The stat() function supplied with the libraries for Turbo C and djgpp libraries did not seem to work in the same fashion as UNIX machines. In particular, the file size returned by stat was different from that shown by the DOS command dir. This seems to be an artifact of the DOS file system that is machine-specific, and I elected to ignore it. You might need to seek to the end of the file to find the actual size.
A few other changes were required to get it to compile with Turbo C:
• a change of memory.h to mem.h in shsstring.c.
• replacement of timer.c by timer2.c, with a change of 1000000 to CLK TCK.
• replacement of sys/time.h by time.h.
How much can we improve SHA?
The code described in this paper comes close to what I think is the fastest possible portable microprocessor implementation of SHA-1. For some applications, this may be sufficiently fast, but for others it may be far off of the mark. The world is moving toward ubiquitous electronic communication, and much of it is going to require authentication and digital signatures. For the gigabit per second networks that exist already, SHA-1 is going to be of limited use, and this situation is likely to become more pronounced as technology advances. Networking speed can be improved by using multiple paths, but the SHA is inherently serial. One may ask how close to optimal this implementation is. Examination of the assembler code produced for the do block() function on a variety of machines shows that processing of a 512-bit block generally requres something like 1600 individual instructions with this C implementation. If we examine the algorithm, it appears that the following 32-bit operations are required at a minimum:
• 3 instructions for each invocation of f1.
• 2 instructions for each invocation of f2 (and for f4).
• 4 instructions for each invocation of f3.
• 1 load instruction for each 32-bit block of input data.
This leads to the following estimate for the number of 32-bit instructions required for the original SHA algorithm: • extra load/stores from having too few registers.
• overhead of a function call (stack setup, etc)
• index and/or address calculation for the W[] array.
Based on these observations, it appears to be unlikely to achieve a speedup of more than 40% over the version written here using a 32-bit microprocessor, unless the processor has multiple integer pipelines.
On a Sparcstation, the compiler turns each 32-bit circular shift operation into three of four instructions rather than one. Since the Sparc chip is a RISC chip, each instruction takes a single clock cycle, and the 908 operations counted above would become 908+4×160 = 1548 operations. This is where the biggest inefficiency arises. Note also that SHA-1 adds 64 extra circular shifts, which inflates this to 1548 + 64 × 4 = 1804 operations. Based on this, we would expect a performance hit of approximately 16% from the SHA-1 modification, and we observed a hit of 14%. The difference is probably accounted for in moving data around.
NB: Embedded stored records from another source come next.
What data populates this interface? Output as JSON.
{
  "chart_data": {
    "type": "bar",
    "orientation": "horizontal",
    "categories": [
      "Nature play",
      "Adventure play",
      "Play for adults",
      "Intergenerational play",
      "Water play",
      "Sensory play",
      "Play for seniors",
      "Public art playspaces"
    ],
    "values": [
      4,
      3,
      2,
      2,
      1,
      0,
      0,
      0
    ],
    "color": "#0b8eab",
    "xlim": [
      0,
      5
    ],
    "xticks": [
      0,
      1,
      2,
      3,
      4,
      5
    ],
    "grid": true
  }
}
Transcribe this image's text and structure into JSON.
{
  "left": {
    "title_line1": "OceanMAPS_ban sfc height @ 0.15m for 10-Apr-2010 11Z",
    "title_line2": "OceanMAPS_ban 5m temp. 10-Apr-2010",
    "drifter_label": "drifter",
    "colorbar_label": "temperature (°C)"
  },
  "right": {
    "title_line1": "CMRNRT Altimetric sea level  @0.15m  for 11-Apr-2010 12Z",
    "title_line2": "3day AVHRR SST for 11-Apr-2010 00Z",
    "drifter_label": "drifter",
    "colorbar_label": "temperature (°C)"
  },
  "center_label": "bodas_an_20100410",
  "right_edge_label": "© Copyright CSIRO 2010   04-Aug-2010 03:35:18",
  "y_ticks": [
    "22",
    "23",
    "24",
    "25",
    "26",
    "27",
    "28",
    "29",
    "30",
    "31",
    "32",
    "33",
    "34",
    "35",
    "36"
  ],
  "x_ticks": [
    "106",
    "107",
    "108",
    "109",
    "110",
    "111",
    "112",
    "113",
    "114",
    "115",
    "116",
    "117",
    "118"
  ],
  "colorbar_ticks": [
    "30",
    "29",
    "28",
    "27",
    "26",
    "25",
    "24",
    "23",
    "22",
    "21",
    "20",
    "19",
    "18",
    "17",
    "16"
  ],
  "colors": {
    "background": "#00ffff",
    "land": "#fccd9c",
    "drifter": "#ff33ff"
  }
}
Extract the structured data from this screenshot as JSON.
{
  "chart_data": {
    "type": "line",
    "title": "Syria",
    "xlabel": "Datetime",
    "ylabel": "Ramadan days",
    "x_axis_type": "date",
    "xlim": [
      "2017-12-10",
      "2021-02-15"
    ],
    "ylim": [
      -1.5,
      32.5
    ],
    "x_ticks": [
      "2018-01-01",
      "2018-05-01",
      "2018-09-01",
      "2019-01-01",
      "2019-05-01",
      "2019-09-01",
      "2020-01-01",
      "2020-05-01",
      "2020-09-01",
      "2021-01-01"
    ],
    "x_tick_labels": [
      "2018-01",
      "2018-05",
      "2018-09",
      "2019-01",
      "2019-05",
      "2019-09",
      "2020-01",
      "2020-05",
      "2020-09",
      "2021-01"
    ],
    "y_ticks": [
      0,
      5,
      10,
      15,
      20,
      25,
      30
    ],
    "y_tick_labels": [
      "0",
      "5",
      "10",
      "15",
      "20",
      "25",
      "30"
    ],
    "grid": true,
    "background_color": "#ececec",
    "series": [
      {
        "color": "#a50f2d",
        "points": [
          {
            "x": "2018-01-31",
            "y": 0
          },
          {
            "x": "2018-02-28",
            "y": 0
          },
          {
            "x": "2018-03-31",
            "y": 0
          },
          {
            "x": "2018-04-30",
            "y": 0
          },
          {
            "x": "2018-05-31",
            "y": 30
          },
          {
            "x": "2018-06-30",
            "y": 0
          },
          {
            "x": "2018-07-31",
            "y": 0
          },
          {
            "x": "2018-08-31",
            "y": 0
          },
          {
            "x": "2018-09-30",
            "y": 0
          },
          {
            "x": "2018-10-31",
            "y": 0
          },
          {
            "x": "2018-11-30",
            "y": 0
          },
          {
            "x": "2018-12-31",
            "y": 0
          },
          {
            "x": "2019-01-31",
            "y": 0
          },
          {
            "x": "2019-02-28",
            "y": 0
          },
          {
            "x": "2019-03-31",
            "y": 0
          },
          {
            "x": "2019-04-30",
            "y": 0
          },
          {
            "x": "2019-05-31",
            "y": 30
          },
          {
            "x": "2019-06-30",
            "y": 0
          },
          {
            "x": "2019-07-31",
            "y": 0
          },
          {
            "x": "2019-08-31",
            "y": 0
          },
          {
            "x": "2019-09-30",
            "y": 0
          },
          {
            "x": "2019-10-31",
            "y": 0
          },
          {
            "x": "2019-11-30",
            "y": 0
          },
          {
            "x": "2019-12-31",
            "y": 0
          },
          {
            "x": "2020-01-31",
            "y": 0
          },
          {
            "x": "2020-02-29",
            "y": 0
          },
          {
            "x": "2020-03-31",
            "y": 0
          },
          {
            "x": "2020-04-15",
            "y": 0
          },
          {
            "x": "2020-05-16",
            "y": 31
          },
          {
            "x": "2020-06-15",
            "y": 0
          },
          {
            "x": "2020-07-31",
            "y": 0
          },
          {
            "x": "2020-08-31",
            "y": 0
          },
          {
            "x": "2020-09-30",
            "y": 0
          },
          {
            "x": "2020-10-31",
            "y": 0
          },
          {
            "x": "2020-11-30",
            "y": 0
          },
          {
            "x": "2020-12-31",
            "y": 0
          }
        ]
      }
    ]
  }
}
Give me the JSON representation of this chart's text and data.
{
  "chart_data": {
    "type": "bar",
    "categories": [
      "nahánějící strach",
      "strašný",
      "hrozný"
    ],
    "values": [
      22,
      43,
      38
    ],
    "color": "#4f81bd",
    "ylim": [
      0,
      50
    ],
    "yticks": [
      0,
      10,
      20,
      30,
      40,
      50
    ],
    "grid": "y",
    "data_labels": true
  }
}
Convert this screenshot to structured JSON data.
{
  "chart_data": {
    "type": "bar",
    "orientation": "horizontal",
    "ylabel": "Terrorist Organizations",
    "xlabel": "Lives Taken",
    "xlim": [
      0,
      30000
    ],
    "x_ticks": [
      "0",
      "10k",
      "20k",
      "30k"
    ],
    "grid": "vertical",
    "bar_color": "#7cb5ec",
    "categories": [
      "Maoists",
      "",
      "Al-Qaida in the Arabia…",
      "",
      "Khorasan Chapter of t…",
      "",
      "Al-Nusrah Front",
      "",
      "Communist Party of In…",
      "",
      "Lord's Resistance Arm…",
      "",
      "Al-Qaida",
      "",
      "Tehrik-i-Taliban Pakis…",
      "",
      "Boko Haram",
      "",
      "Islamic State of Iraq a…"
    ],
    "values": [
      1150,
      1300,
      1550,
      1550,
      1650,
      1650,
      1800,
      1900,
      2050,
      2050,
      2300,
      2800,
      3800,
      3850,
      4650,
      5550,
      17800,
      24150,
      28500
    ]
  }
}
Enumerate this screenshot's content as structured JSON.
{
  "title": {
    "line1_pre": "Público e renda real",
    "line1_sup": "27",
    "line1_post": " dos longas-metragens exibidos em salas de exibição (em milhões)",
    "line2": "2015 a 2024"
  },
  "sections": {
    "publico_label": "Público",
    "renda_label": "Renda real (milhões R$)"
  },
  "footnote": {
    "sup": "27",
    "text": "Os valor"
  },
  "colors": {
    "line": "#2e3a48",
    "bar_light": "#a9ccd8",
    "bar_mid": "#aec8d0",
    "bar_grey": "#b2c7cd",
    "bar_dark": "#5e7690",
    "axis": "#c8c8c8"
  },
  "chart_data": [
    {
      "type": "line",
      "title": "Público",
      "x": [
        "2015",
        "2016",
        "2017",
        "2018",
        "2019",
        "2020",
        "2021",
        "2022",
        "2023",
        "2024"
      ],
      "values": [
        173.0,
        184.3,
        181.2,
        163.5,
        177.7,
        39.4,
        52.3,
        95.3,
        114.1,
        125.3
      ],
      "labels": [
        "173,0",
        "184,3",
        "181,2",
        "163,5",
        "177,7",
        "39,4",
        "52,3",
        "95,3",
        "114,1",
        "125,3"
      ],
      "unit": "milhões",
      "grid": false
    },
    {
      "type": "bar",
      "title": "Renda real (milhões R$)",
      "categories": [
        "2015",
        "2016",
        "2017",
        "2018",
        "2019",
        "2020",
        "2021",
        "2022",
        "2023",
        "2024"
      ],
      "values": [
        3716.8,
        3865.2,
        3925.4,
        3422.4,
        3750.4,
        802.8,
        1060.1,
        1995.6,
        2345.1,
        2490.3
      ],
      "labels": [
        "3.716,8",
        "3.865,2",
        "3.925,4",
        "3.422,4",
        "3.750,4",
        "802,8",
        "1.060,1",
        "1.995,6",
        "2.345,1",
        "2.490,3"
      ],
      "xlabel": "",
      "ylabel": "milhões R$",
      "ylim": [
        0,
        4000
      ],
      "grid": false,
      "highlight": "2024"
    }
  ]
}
The SHA-1 modification makes it that much more important to use the hardware cyclic shift operation if at all possible. This paper does not address the security of SHA-1, but only it's efficiency. Clearly an insecure but secure hash function is useless, but it is an interesting open question to design secure functions that operate efficiently on common microprocessors. Design of such a function should ideally observe the following contraints:
• For each "block" of input data, it should only be loaded moved once from memory to a register.
• The algorithm should scale to multiple processors operating on individual register sets and a shared communication medium. This communication medium may have low latency such as a shared memory bus, or some kind of network. The network may be assumed to have high bandwidth, but may also have relatively high latency (i.e., tens of microseconds, or even milliseconds).
• The algorithm should rely on as few operations as possible, and should avoid such unusual operations as a circular shift that may be missing from RISC processors. This may be unavoidable for security reasons.
• The algorithm should be be capable of operating on a 2n bit data type with only slightly more than half the number of operations required when using an n-bit data type.
• Chaining of data is generally used to enhance security, but this is at odds with processor pipeline design. This should be held to a minimum to take advantage of pipelines.
It is interesting to note that the operation used in SHA-1 are exactly of the type that are extremely difficult to vectorize, namely recurrences with short lags. Pipelining of instructions should easily be possible however. It remains an open question whether a secure hash function can be designed that lends itself to either vectorization or parallelization. Very high speed applications in the future will no doubt require this, and perhaps someday we will regret not having planned for this.